ECA Policy Brief - Issue 10

Alternative perspectives of the performance of Africa in achieving the Millennium Development Goals
Alternative perspectives of the performance of Africa in achieving the Millennium Development Goals

How is the performance of Africa in achieving the Millennium Development Goals perceived as being a glass half full or a glass half empty? Those that hold the glass half empty view point to the fact that it is off-track with regard to most of the Millennium Development Goals targets. This view, however, is based on a metric that only tracks progress on an indicator in relation to the 2015 target. A typical illustration of this method for assessing progress is as follows: the proportion of people living on less than $1.25 a day in Africa (excluding North Africa) declined from 56.5 per cent in 1990 to 48.5 per cent in 2010; as this is approximately 20.25 percentage points off the 2015 target, the subregion is unlikely to meet the target based on current trends.

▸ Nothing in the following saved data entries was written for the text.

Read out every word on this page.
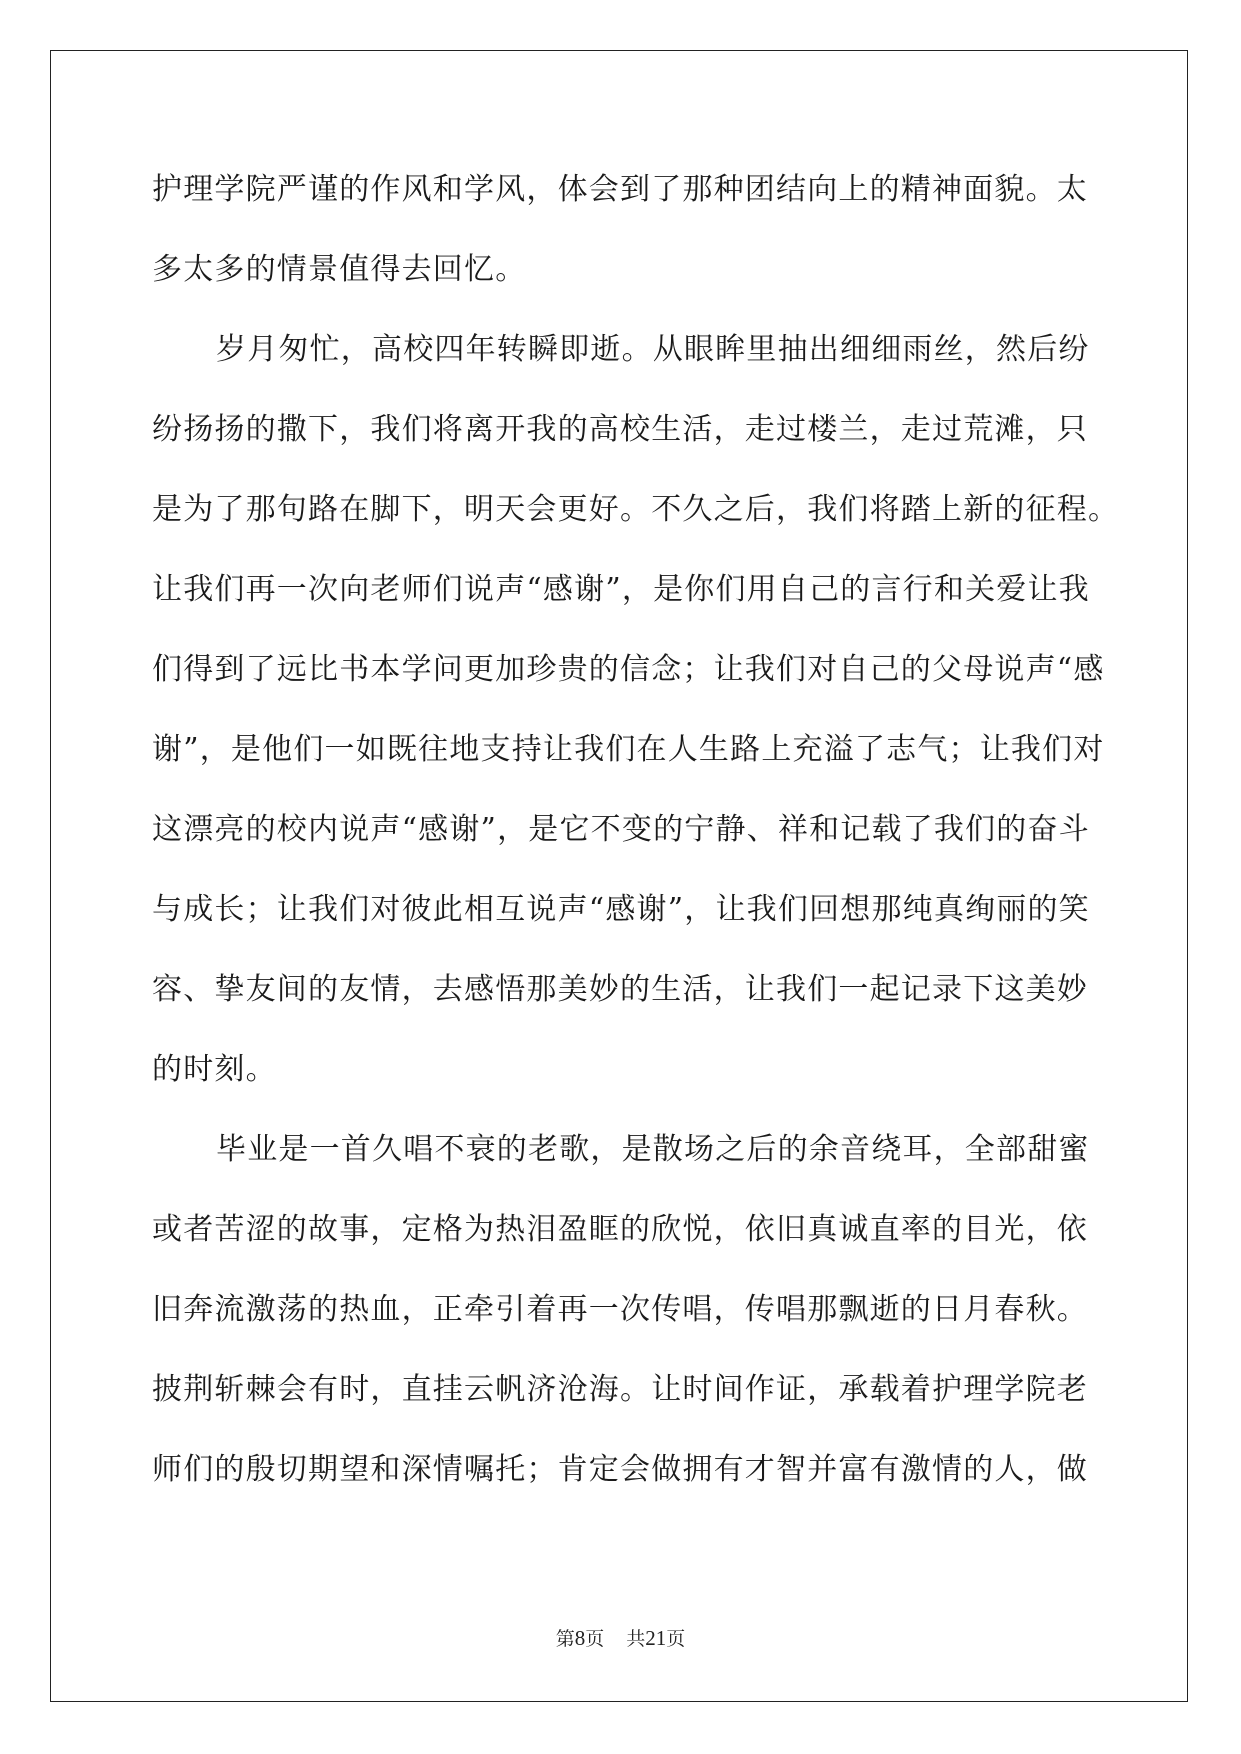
护理学院严谨的作风和学风，体会到了那种团结向上的精神面貌。太
多太多的情景值得去回忆。
岁月匆忙，高校四年转瞬即逝。从眼眸里抽出细细雨丝，然后纷
纷扬扬的撒下，我们将离开我的高校生活，走过楼兰，走过荒滩，只
是为了那句路在脚下，明天会更好。不久之后，我们将踏上新的征程。
让我们再一次向老师们说声“感谢”，是你们用自己的言行和关爱让我
们得到了远比书本学问更加珍贵的信念；让我们对自己的父母说声“感
谢”，是他们一如既往地支持让我们在人生路上充溢了志气；让我们对
这漂亮的校内说声“感谢”，是它不变的宁静、祥和记载了我们的奋斗
与成长；让我们对彼此相互说声“感谢”，让我们回想那纯真绚丽的笑
容、挚友间的友情，去感悟那美妙的生活，让我们一起记录下这美妙
的时刻。
毕业是一首久唱不衰的老歌，是散场之后的余音绕耳，全部甜蜜
或者苦涩的故事，定格为热泪盈眶的欣悦，依旧真诚直率的目光，依
旧奔流激荡的热血，正牵引着再一次传唱，传唱那飘逝的日月春秋。
披荆斩棘会有时，直挂云帆济沧海。让时间作证，承载着护理学院老
师们的殷切期望和深情嘱托；肯定会做拥有才智并富有激情的人，做
第8页 共21页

This measure of performance, hereafter called the current approach, fails to take into account the progress countries have made in achieving the Goals relative to the benchmark year of 1990. Indeed, by focusing exclusively on the gap between current levels of performance and the targets, the efforts made by countries and/or regions to reach their current level of performance is discounted. It does not take into account that the countries that began the Millennium Development Goals “journey” at very low levels of development undoubtedly required substantial investments in infrastructure and human capital to catch up with those that started at higher levels of development. Hence, in the absence of separate targets for countries or regions with difficult initial conditions, it makes sense to adopt a more nuanced approach to assessing their progress towards achieving the Millennium Development Goals. This would include taking into account how far they have progressed from their initial conditions.